No teatrinho do vilarejo havia um pandeirinho pendurado perto da cortina.
Ele tinha fitas vermelhas, pele clara e pequenos discos dourados. Mas quase nunca tocava. Os tambores eram mais fortes. As flautas brilhavam mais. As vozes das crianças já enchiam a sala.
“Sou pequeno demais”, pensava.
Uma noite, o teatro ficou vazio. A cortina violeta se mexia de leve.

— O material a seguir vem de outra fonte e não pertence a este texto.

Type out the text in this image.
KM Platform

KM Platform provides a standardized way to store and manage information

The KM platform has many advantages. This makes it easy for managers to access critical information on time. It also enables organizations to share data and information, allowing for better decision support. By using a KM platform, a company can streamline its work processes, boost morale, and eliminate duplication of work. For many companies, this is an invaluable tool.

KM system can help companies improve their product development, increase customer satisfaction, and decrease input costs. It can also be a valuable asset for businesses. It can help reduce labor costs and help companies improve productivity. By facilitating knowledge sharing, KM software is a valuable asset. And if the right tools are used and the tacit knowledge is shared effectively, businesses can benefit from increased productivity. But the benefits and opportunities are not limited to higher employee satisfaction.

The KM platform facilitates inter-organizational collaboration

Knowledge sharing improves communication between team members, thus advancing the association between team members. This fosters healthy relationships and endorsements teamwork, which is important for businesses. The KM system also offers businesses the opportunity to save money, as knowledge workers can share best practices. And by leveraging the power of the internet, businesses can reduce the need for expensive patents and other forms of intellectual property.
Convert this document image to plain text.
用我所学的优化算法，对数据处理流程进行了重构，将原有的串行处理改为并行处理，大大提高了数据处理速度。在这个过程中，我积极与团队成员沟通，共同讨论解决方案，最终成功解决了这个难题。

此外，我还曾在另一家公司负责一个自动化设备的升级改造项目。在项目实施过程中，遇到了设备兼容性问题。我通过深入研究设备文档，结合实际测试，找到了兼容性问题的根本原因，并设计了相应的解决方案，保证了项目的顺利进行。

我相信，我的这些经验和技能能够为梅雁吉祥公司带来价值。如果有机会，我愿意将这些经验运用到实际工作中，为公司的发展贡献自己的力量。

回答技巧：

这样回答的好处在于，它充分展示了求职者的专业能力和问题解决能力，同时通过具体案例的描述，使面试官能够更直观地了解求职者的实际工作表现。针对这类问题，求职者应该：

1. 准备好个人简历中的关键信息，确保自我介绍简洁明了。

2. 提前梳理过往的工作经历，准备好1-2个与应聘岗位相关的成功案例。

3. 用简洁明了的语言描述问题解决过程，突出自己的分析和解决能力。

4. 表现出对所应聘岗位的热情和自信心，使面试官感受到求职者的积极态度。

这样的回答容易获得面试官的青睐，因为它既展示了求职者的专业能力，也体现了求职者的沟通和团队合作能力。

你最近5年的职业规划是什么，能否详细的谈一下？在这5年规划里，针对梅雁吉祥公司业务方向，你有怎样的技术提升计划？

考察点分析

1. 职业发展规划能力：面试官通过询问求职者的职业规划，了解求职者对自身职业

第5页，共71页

Uma história esquecida dormia sobre uma cadeira.
O pandeirinho ouviu um sussurro.
“Está me faltando um ritmo.”
Era a história.
“Eu só sei tocar baixinho”, respondeu o pandeirinho.
“Então toque baixinho. Algumas histórias precisam de passos leves.”
O pandeirinho tremeu. Tin. Depois tin tin. O som era pequeno, mas avançava como um vaga-lume. A história acordou. As sombras na parede viraram personagens. Uma lua de papelão se levantou.
No dia seguinte, as crianças voltaram. O pandeirinho teve coragem de acompanhar a cena, suavemente. Ninguém gritou: “Mais alto!” Pelo contrário, todos escutaram melhor.
Descobriram que aquele pequeno ritmo segurava a história como um fio invisível.
Desde então, o pandeirinho não quis mais parecer com os grandes instrumentos. Tocava quando era preciso delicadeza: para os passos de um gato, a chegada de uma estrela, o sono de uma criança.
Entendeu que um som não precisa ser forte para ser necessário.